The detail and care of some of the tile work is extraordinary. The Heritage Commission has been denied access to assess the interior of the building. Locally, the building is most reminiscent of the BC Hydro building in Vancouver which used similar but less detailed exterior tiling for cladding, and which was preserved and is now used for housing. Other features include some unique decorative work built into the façade creating crosses constructed using extensive numbers of one inch tiles and side exposures of the building which have been created with a zigzag decorative style.
Potential Future Use: Possible residential conversion of existing structure maintaining the excellent exterior façade. The building has been described as a Modern heritage classic.
Saint Mary’s is included on this list both as a historic site of the city, and for the detailed craftsmanship elements of the Institutional Moderne building. The role played by other historic hospitals has been preserved when those hospitals closed their doors, in the sense of some continued service to the community coupled with honouring the hospital’s history.
The City of San Francisco, faced with the development of its beloved old Saint Joseph’s Hospital, took steps with the developer to preserve the hospital building, incorporating respect for history and heritage into a modern development. To learn more, see http://www.noehill.com/sf/landmarks/national09.asp and scroll down to St. Joseph’s Hospital. In Texas, a former hospital was converted into an administrative building and offices for the health system, adding commercial vitality to an area.
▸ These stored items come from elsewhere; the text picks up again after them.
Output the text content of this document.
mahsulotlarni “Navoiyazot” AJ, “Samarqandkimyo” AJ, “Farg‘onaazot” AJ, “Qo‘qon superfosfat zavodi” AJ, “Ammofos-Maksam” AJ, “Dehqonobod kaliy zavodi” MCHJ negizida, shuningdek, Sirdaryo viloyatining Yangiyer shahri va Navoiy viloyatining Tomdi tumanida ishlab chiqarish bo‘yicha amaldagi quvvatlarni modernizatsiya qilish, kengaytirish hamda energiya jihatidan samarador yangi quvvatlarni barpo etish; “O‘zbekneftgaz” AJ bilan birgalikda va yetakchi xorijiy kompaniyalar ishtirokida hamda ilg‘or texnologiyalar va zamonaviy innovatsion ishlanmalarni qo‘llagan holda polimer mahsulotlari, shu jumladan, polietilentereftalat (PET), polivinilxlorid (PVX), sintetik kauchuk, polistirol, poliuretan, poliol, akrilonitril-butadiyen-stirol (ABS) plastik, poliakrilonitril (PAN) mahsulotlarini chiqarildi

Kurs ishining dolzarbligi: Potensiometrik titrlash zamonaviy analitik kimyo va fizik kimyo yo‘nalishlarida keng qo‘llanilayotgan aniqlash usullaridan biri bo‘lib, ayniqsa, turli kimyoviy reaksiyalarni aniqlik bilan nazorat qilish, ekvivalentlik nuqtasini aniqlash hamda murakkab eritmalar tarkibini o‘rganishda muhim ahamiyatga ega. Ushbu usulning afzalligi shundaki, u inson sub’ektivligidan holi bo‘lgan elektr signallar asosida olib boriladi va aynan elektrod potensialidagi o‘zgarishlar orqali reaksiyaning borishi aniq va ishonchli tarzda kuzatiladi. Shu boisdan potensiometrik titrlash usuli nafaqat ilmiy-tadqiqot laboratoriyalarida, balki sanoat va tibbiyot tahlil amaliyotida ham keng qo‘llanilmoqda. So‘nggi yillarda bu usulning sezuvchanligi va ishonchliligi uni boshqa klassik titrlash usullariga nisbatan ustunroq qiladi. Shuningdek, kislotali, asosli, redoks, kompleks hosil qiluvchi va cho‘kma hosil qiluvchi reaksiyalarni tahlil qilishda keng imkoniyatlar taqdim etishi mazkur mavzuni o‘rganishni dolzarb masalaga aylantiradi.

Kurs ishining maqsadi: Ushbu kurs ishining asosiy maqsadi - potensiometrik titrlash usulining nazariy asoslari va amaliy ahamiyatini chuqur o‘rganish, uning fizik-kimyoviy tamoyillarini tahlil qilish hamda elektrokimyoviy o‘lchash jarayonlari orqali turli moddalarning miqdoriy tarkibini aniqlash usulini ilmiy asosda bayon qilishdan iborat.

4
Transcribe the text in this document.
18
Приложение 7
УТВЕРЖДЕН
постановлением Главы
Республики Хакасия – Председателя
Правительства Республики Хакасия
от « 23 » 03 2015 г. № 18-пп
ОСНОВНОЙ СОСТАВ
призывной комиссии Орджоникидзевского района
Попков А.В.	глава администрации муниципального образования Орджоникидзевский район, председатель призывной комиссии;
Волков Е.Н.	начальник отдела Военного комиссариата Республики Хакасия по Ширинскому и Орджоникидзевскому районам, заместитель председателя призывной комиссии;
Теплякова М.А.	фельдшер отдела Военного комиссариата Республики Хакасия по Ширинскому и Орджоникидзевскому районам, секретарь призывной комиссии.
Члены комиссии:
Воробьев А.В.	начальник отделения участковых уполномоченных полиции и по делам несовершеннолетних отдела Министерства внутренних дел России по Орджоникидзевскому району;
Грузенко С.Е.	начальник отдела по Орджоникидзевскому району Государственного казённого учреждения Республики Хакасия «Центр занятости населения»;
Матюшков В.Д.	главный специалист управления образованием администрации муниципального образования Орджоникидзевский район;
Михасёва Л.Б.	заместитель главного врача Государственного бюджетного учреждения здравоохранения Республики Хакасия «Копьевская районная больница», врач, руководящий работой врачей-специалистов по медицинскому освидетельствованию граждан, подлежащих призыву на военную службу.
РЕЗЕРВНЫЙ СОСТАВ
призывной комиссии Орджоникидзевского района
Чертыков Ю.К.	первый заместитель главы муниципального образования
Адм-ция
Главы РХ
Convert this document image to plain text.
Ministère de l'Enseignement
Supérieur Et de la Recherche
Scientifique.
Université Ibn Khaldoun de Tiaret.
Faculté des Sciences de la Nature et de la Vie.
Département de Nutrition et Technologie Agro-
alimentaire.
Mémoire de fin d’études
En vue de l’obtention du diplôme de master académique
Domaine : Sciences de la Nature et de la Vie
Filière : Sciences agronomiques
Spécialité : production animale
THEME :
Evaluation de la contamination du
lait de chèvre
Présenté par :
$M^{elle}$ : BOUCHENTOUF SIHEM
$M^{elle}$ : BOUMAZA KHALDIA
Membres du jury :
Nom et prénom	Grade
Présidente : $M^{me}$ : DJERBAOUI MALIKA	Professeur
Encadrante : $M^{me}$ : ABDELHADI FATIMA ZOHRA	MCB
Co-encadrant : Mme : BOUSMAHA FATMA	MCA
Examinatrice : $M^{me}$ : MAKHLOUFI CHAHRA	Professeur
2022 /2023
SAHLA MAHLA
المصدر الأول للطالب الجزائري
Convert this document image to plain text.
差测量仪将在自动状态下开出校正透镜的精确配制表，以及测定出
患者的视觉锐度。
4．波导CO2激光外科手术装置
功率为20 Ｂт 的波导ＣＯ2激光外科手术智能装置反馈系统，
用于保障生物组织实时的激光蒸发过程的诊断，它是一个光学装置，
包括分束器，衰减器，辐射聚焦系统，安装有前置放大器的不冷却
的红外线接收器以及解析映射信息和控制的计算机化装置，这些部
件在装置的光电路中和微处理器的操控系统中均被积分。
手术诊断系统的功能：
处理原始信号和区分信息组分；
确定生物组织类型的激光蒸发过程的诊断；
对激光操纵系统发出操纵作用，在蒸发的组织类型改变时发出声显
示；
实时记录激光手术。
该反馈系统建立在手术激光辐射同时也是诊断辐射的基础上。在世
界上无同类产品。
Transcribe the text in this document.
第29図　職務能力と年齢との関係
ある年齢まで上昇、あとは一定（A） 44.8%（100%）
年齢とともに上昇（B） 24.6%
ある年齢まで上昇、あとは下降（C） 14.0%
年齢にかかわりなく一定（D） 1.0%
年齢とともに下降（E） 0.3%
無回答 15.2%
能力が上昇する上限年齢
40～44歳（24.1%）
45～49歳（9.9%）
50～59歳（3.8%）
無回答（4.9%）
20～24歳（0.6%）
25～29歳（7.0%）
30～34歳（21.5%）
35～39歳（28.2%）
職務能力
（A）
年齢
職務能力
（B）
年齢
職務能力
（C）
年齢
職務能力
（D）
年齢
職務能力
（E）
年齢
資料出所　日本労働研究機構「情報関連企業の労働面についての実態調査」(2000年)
Former hospitals have been used for schools related to health care in Florida, student housing in Baltimore, an outreach campus in Ireland, a community college campus in California, and seniors housing in Enderby, right here in British Columbia. In these cases, civic officials and the community sought to protect the historic role played by the former hospitals, by finding the existing buildings new uses that would continue to serve the community. Also endangered as part of the development proposal are three heritage homes, 208 Cunningham (named after James Cunningham, a head of the New Westminster Gas Works) and two heritage homes on Agnes Street. The demolition of these properties along with Saint Mary’s Hospital would amount to an unprecedented heritage massacre.